The solo time we give to each other, trading off with WP for a few hours linked with a nap. That gives the other person time to get a haircut, visit a museum, or read in a cafe. But for time together, unless you count the couple hours between her bedtime and ours in the living room of our Airbnb, a third adult is required.
Even for those parents not traveling full-time, this magical third person is, I believe, a requirement for getting even a glimpse of vacation while on your trip. And while some people may bring grandparents along to try to orchestrate this, bringing along family means your mom/dad/in-laws are also on a trip, too, which may mean anything from added stress to simply the fact that they want to see some sights and go out to dinner, too.
And so, the babysitter enters the picture. But how to find one in a foreign country? I’ve found two reliable means:
1) Ask friends. When we head to a new location, I post on Facebook that I’m looking for a babysitter, and often this yields results. Particularly if you’re going to a major city tourist destination like London or Paris. Even in Marrakech, we got connected to a babysitter who is a friend’s wife’s cousin. I do have a particularly robust network, but one of the things I’m always struck by is my friends tagging in other friends to help. Chances are if you’re going to a relatively mainstream destination, you’ve got a friend of a friend who’s been there or lives there and may have connections.

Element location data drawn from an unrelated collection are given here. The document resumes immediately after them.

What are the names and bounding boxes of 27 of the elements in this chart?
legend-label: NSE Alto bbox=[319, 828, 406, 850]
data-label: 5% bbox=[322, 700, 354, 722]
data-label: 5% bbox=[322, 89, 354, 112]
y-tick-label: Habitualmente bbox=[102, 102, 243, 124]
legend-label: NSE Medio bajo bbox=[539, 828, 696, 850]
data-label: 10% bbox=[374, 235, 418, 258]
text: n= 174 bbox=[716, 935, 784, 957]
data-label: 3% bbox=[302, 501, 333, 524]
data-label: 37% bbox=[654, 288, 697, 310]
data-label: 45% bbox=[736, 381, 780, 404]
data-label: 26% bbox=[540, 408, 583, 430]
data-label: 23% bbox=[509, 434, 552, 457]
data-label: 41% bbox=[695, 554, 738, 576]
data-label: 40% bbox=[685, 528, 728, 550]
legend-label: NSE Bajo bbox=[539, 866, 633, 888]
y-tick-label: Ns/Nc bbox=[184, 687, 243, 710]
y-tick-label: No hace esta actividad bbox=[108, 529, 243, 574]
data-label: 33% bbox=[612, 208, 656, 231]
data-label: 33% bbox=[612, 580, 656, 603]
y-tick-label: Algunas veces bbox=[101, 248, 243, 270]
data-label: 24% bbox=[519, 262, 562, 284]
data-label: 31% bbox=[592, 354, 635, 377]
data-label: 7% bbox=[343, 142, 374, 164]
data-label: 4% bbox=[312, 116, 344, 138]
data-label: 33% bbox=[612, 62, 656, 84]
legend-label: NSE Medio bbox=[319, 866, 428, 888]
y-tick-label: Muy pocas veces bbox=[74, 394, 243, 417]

2) Use a service. There are services that vet their sitters and allow you to pick parameters for matches in lots of the major European cities. We had an excellent experience with a couple of these, and a couple of the sitters we hired through a friend’s introduction, that person had found through a service. If you just run a search for babysitting service in your destination, you can read the “about” section and see if they vet. You may have to pay a small fee, but I found babysitting to be way cheaper in other countries than it was in SF, so I was happy to oblige.
Another option that we haven’t used: ask your hotel. If you’re staying in a hotel, many can arrange babysitting services. I’ll admit to not having done this even the rare times when we do stay in a hotel mostly because I am flummoxed by the logistics. Does the babysitter sit in a dark room while the baby sleeps? Or will she put her down and then hide in the crevice between the bed and wall like I do so WP thinks she’s alone and has to fall asleep on her own? If you do go this route, clue me in. We barely stay in hotels at this point anyway.
It can be kind of nerve-wracking leaving your child in the care of a stranger in a foreign country – perhaps even one where you aren’t fluent in the language. But I always think of it this way: if there were an emergency with WP, I would have close to no idea the norms, logistics, and protocol of how to navigate the situation, whereas this local person watching her would likely have no trouble understanding what to do. In fact, if something were to go sideways in Marrakech with WP, the first person I’d call would be our housekeeper, who babysits for us and at local luxury hotels regularly.
Part of traveling (really traveling, not chilling in a resort somewhere) is being off-kilter a little bit, and out of your comfort zone. You have to rely on the kindness and compassion of strangers now and again, even (perhaps especially) those you’re paying for a service.
And in this case, if you don’t, you’ll never get that little taste of vacation via a calm afternoon at a museum or a romantic evening at a restaurant with your partner. You may be on a trip, but that doesn’t mean you can’t sneak a little vacation in there, too.